Rogelio Garza, Deputy Minister of Industry and Commerce at the Ministry of Economy, during his presentation at the Mexico Oil and Gas Summit 2018

Rogelio Garza, Deputy Minister of Industry and Commerce at the Ministry of Economy, during his presentation at the Mexico Oil and Gas Summit 2018

Unlocked niches, a revamped supply chain, new industry players, national content. These are but a few of the aspects which, added together, can propel Mexico’s economic growth to new heights, Rogelio Garza, Deputy Minister of Industry and Commerce, said in his opening presentation at the Mexico Oil & Gas Summit 2018 on Thursday. Mexico’s strengthened oil and gas industry is called on to conduct this drive, sustained by a bedrock of joint collaboration between the country’s key ministries and Mexico’s private initiative, he told the audience at the Sheraton María Isabel hotel in Mexico City.

 

Mexico is also poised to board the Industry 4.0 train to fully capitalize on the impact of technological megatrends in industrial processes and the oil and gas industry is no exception, Garza said. The country’s 4.0 Industry Policy was drafted precisely to that end, rooted in four fundamental pillars: human capital, innovation, value chain integration and industry clusters. The policy’s core lies in replicating the success of the country’s automotive and aerospace industries, the former reaching levels of national value chain integration of 40 percent, while the latter trains 4,000 engineers per year, to name a few landmarks. “In 1986, manufactured exports represented 38 percent of total exports, while in 2017 they represented 83 percent. We want this know-how and growth to be mirrored in Mexico’s energy industry,” he added.

 

A prosperous industry is characterized by an efficient equilibrium between supply and demand, at a moment where Mexico is striving to find the optimal way to connect the bevy of upstream projects sprouting from the licensing rounds to an integrated supply chain with local service companies and technology providers.
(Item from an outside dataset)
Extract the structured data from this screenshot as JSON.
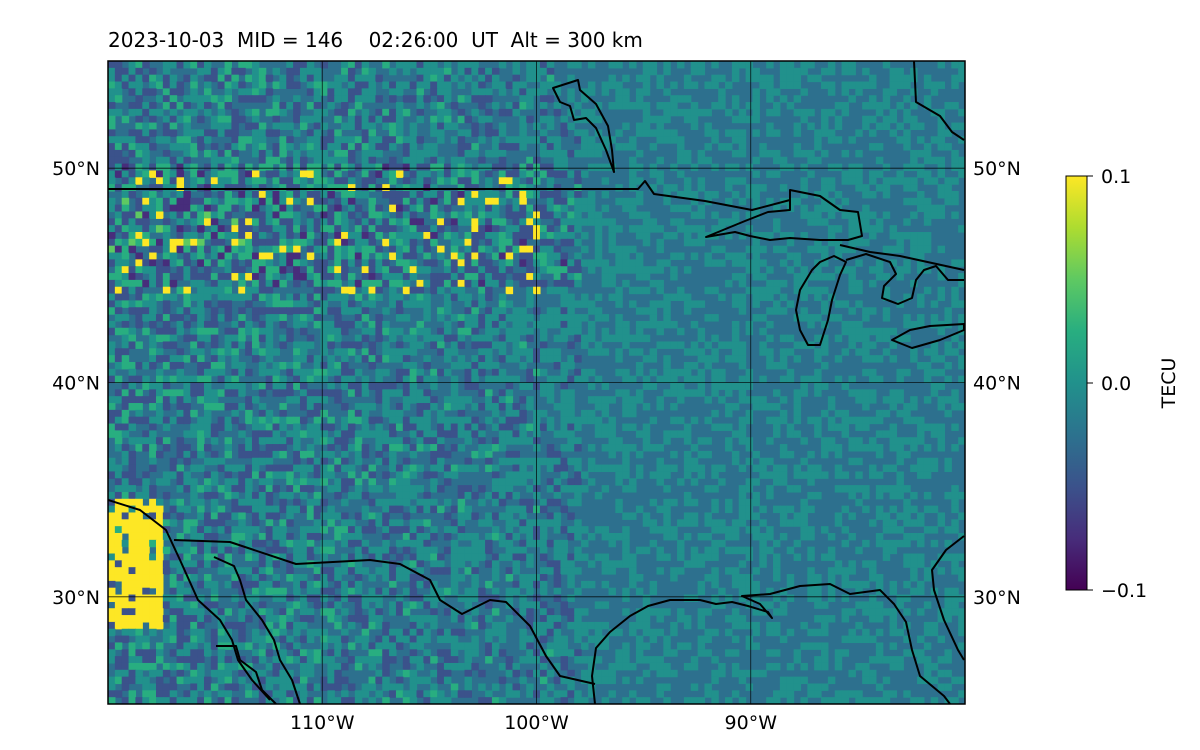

Here is where the Ministry of Economy comes in. “For the energy industry, the Ministry of Economy has three clear mandates: supplier registry, securing the development of national suppliers and observing compliance with the national content provisions stipulated by the Energy Reform in the licensing round contracts,” Garza said.

 

Driven by a three-pronged methodology, including regional development, investment attraction and institutional linkage, the Ministry of Economy can locate suppliers and gauge development levels to bring them up to par with the industry’s needs, either with equipment, providing better human capital or improving internal processes on the supply side, while detecting opportunities, integrating requirements and ensuring national content provisions on the demand side. Garza said that national content standards act as a bridge between both sides of the industry.

 

The Ministry of Economy drafted a national content policy using a calculation methodology to simplify compliance and ensure it is to the benefit of both suppliers and operators. The Deputy Minister of Industry and Commerce highlighted the importance of this requirement, for which the Ministry of Economy regularly organizes workshops. These target operators to allow them to seamlessly integrate national content requirements, as stipulated by law, into their operational processes. For supply to meet demand in the more literal sense, the Ministry of Economy also sets up regular business meetings for both ends to discuss what they offer and what they need. On the demand side, Garza said 1,559 supplier companies are registered, with 953 in hydrocarbons and 606 in the electricity sector. He also shared with the audience the publication of two Industry Standard Guides relating to national content compliance: one for corporate management minimums and another for hydrocarbons technicians. As an additional boost directed toward the industry, the creation of ProEnergía, a MX$1 billion fund to finance viable, supply-chain strengthening projects, has allocated MX$75 million to 29 approved projects in 11 states. “This amount is less than 10 percent of our total fund, so a lot of potential within existing projects remains untapped,” Garza said. The depth of the potential of these projects becomes apparent when considering Mexico’s hydrocarbons sector is ranked 6th in greatest potential unconventional gas resources, 7th in greatest potential unconventional crude oil exploration and 4th in unconventional gas reserves worldwide, according to Garza.